Microsoft says it was doing the right thing: paying a German rights holder $16 million to license the MP3 audio format, the foundation of the digital music boom. Then an American jury ruled that Microsoft had failed to pay another MP3 patent holder, and slapped it with a $1.52 billion judgment.
But the MP3 toll gates do not end there.
The confusion stems from the number of companies and institutions — including Thomson, Royal Philips Electronics and AT&T (through Bell Labs, now part of Alcatel-Lucent) — that worked to create the MP3 standard almost two decades ago.
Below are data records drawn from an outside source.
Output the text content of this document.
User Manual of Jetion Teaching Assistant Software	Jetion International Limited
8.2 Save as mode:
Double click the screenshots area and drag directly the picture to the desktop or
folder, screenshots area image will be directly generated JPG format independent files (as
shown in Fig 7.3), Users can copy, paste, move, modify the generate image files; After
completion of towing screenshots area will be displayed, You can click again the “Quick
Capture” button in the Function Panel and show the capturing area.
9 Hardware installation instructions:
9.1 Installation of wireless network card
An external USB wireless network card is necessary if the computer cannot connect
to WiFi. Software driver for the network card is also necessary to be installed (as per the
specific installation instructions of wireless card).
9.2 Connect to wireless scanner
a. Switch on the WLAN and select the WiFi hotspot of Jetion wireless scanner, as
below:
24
The patent claims of those and others are increasingly being backed up by aggressive enforcement efforts, including lawsuits and even seizures of music players by customs authorities.
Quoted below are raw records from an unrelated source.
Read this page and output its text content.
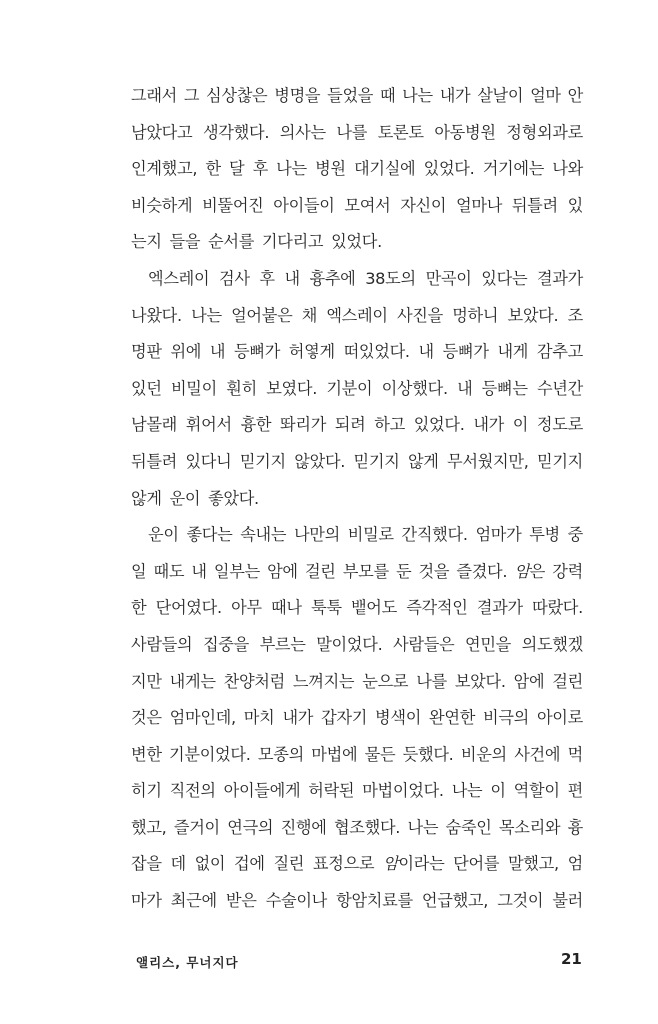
그래서 그 심상찮은 병명을 들었을 때 나는 내가 살날이 얼마 안
남았다고 생각했다. 의사는 나를 토론토 아동병원 정형외과로
인계했고, 한 달 후 나는 병원 대기실에 있었다. 거기에는 나와
비슷하게 비뚤어진 아이들이 모여서 자신이 얼마나 뒤틀려 있
는지 들을 순서를 기다리고 있었다.
엑스레이 검사 후 내 흉추에 38도의 만곡이 있다는 결과가
나왔다. 나는 얼어붙은 채 엑스레이 사진을 멍하니 보았다. 조
명판 위에 내 등뼈가 허옇게 떠있었다. 내 등뼈가 내게 감추고
있던 비밀이 훤히 보였다. 기분이 이상했다. 내 등뼈는 수년간
남몰래 휘어서 흉한 똬리가 되려 하고 있었다. 내가 이 정도로
뒤틀려 있다니 믿기지 않았다. 믿기지 않게 무서웠지만, 믿기지
않게 운이 좋았다.
운이 좋다는 속내는 나만의 비밀로 간직했다. 엄마가 투병 중
일 때도 내 일부는 암에 걸린 부모를 둔 것을 즐겼다. 암은 강력
한 단어였다. 아무 때나 툭툭 뱉어도 즉각적인 결과가 따랐다.
사람들의 집중을 부르는 말이었다. 사람들은 연민을 의도했겠
지만 내게는 찬양처럼 느껴지는 눈으로 나를 보았다. 암에 걸린
것은 엄마인데, 마치 내가 갑자기 병색이 완연한 비극의 아이로
변한 기분이었다. 모종의 마법에 물든 듯했다. 비운의 사건에 먹
히기 직전의 아이들에게 허락된 마법이었다. 나는 이 역할이 편
했고, 즐거이 연극의 진행에 협조했다. 나는 숨죽인 목소리와 흉
잡을 데 없이 겁에 질린 표정으로 암이라는 단어를 말했고, 엄
마가 최근에 받은 수술이나 항암치료를 언급했고, 그것이 불러
앨리스, 무너지다	21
This situation is a mess but the story completely biffs it by failing to mention that there’s a free alternative to MP3. The fact that only twelve people use it is beside the point — It’s as if the reporter did a story on a mass-suicide without asking why all the nice people killed themselves.
The situation with MP3 patents is a very interesting counterpoint to the way that Microsoft has attempted to taint open-source over the years. In the past Microsoft argued (speciously) that there was huge risk for businesses that permitted to let open source anything come within 100 miles of their code base. Now we find that the real threat is not open source but software patents, and, ironically, the biggest victim may be Microsoft itself.